April 14, 2008

copayments rise: bearing a double burden

The basic idea of health insurance is spreading the burden - this is why everyone (healthy and sick) pays into a pool of money when they are well and able to work so that when they are sidelined by an illness or caring for an ill loved one, they can have the resources they need to get better. According to my grandfather, it's a lot like in the old days, you'd pass a hat amongst all the Italian workmen to pay for the hospital (or funeral) expenses for someone who needed them - and by giving your contribution, you're also assuring that if you needed it, the hat would be passed for you.

A NYT article this morning reports that in a new system, called Tier 4, health insurance companies have decided that system could be EVEN MORE profitable for them - and have decided that for some drugs, mostly the ones for life-threatening and chronic diseases, including cancer - people should have to be really sick (hence the "life threatening or CANCER" part) AND pay more for medication.
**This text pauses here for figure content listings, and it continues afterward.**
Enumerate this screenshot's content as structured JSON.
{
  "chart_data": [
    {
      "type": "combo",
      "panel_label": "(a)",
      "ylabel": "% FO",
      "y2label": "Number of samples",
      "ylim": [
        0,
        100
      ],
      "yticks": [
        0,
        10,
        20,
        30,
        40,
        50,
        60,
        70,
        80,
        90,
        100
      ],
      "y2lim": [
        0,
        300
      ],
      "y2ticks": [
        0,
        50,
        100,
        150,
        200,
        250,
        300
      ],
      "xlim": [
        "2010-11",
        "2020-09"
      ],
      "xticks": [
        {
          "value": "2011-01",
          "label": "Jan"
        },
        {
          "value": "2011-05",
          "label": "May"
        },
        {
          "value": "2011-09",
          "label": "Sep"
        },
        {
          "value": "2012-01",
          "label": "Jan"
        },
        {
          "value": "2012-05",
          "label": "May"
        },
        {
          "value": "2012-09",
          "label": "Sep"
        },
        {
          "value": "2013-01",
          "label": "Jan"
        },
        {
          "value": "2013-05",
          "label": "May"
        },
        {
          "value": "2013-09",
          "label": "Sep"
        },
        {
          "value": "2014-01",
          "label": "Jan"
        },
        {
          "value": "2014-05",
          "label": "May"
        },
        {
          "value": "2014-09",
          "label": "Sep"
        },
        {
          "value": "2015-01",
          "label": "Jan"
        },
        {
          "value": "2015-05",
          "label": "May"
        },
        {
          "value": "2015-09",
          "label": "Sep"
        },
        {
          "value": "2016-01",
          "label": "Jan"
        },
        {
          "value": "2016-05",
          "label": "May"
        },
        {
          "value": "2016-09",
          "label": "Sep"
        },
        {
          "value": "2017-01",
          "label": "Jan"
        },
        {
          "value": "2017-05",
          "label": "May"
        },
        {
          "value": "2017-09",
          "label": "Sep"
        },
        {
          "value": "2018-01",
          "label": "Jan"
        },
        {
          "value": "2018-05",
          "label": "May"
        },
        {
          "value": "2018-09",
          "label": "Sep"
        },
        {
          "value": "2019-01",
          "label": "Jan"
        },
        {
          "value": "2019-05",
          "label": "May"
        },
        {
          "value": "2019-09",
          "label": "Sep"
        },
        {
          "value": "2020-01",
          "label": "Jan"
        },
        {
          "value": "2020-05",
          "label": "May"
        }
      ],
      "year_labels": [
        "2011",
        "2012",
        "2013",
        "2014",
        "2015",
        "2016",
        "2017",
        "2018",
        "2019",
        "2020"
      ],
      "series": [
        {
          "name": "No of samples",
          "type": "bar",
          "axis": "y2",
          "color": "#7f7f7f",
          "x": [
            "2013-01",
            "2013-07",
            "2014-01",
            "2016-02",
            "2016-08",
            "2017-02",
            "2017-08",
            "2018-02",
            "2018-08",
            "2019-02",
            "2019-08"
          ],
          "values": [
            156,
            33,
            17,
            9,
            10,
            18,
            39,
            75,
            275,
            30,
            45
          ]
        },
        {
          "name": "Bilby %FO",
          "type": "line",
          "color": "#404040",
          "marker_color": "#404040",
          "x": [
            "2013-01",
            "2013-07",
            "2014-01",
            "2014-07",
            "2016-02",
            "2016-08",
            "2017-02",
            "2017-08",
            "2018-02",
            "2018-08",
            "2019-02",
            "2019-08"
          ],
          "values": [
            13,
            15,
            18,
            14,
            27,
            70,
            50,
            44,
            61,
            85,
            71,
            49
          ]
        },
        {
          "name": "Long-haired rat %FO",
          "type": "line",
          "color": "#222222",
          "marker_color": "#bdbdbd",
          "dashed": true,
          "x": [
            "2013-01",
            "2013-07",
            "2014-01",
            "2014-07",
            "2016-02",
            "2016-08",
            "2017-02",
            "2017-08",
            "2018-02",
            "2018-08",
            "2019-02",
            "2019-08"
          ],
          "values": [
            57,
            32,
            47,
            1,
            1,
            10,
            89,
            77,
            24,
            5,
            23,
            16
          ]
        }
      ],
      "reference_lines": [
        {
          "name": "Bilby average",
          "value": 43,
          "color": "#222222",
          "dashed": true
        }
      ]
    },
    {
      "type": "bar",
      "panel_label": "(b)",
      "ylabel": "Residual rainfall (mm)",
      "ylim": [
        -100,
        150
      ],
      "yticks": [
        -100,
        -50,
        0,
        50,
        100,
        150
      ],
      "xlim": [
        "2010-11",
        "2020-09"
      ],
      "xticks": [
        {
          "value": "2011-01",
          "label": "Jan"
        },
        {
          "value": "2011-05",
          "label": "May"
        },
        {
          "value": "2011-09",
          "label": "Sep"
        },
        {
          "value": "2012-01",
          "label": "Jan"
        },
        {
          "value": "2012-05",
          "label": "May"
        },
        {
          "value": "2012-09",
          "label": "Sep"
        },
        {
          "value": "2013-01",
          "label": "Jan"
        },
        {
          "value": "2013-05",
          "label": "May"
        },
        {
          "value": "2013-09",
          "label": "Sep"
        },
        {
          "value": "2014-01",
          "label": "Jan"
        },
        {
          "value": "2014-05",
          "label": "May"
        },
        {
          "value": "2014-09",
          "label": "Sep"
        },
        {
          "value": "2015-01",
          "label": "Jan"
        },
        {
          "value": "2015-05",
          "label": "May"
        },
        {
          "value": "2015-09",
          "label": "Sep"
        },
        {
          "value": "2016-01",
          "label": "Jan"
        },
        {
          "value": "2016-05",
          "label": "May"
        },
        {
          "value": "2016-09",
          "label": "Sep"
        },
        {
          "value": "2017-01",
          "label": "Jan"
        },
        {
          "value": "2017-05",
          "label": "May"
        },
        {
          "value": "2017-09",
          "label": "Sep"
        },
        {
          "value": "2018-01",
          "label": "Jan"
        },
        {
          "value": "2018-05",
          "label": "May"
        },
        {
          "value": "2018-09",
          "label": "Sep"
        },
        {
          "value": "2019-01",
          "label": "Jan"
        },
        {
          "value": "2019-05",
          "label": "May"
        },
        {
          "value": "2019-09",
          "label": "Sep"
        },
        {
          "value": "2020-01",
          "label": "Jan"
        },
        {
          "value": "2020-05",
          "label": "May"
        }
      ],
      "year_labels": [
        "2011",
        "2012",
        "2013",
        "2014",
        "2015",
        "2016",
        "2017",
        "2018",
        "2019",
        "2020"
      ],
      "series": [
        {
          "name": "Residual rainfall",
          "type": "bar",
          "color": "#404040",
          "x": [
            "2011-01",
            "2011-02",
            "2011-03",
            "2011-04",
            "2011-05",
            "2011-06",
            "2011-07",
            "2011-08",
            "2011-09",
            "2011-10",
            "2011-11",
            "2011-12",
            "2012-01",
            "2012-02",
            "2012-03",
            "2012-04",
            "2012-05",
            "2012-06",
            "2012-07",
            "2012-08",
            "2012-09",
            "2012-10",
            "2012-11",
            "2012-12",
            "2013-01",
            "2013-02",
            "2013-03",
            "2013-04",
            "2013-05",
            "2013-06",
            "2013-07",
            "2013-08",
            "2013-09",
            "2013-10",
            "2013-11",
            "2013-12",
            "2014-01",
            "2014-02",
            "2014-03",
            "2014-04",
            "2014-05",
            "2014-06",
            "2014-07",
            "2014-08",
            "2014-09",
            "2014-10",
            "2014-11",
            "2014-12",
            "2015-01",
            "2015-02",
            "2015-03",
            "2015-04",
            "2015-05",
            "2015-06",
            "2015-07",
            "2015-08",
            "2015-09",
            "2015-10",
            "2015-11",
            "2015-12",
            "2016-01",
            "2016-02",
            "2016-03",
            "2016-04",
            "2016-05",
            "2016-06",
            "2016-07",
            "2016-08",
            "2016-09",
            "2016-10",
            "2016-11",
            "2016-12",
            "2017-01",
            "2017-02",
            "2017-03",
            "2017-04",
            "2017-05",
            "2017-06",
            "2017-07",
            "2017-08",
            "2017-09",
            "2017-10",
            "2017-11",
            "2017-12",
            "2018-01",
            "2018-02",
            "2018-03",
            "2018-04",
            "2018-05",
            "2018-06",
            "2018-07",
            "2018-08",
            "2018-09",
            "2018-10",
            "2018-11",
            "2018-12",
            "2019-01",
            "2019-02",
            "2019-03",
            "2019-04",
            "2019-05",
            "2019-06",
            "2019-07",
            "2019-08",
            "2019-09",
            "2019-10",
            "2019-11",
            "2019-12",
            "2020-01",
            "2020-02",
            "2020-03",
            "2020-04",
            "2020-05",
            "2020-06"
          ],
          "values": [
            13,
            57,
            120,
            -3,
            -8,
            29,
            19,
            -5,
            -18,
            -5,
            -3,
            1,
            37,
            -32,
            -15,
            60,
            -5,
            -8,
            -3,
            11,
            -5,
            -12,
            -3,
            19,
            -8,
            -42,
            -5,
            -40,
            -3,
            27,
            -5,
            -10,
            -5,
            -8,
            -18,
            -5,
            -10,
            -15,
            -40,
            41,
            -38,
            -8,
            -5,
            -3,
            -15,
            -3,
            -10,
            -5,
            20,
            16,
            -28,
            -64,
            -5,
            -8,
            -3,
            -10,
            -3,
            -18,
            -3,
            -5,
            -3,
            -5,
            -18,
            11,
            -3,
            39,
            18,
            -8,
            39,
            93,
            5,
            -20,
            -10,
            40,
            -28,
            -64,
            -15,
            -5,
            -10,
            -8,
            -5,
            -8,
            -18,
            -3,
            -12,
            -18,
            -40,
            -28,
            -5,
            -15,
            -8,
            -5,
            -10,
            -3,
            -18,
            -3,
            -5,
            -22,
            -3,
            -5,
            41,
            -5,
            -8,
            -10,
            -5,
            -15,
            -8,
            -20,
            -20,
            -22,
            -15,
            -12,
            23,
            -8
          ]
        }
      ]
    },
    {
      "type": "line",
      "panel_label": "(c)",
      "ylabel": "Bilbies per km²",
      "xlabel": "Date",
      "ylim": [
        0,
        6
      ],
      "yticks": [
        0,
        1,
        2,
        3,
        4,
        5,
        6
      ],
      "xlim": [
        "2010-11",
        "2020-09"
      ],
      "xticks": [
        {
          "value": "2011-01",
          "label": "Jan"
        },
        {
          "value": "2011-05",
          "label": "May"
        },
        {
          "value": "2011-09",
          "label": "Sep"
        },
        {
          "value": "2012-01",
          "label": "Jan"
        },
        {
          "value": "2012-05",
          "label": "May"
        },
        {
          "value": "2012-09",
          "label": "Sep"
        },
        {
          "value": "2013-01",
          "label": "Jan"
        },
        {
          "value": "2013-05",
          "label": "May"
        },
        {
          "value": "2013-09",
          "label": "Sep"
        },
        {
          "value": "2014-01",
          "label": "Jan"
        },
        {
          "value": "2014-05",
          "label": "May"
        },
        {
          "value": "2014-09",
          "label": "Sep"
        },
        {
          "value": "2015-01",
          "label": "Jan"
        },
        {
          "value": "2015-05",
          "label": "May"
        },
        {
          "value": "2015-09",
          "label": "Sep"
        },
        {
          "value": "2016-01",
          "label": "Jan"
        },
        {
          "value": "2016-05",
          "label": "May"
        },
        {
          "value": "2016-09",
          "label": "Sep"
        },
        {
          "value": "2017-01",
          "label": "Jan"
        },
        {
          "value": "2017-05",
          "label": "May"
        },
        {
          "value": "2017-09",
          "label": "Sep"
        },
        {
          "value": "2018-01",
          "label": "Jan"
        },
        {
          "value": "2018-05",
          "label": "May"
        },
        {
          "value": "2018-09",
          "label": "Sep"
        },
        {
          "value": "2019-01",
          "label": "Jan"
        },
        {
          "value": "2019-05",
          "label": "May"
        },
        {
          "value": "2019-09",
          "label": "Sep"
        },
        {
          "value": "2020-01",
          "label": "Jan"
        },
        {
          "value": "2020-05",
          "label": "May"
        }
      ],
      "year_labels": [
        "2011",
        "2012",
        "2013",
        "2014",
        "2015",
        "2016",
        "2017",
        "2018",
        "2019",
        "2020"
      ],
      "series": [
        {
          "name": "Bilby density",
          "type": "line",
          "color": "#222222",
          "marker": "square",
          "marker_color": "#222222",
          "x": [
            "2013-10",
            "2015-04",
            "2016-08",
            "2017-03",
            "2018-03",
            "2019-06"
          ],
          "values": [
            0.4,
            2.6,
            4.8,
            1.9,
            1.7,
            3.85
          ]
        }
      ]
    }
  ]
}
Under this system, people are charged for a percentage of the total actual cost of the medication. This is extremely expensive (eg. $13,500 for a 90-day supply of a medication to treat a type of cancer called CML) and because most of these meds are for long-term illnesses, people have to pay for a continuous supply.

Apparently this isn't a totally new idea, as this 2005 article from the WSJ discusses new ideas for plans using "reference pricing" and "coinsurance" that would charge the user a percentage based on the actual price of the medication. In the WSJ Health Blog, they quote Dan Mendelson of Avalere Health saying “This is an erosion of the traditional concept of insurance...those beneficiaries who bear the burden of illness are also bearing the burden of cost.”

It makes me wonder how all these companies who aren't concerned with health are running our healthcare system...yikes. Maybe it would be better to go back to passing a hat?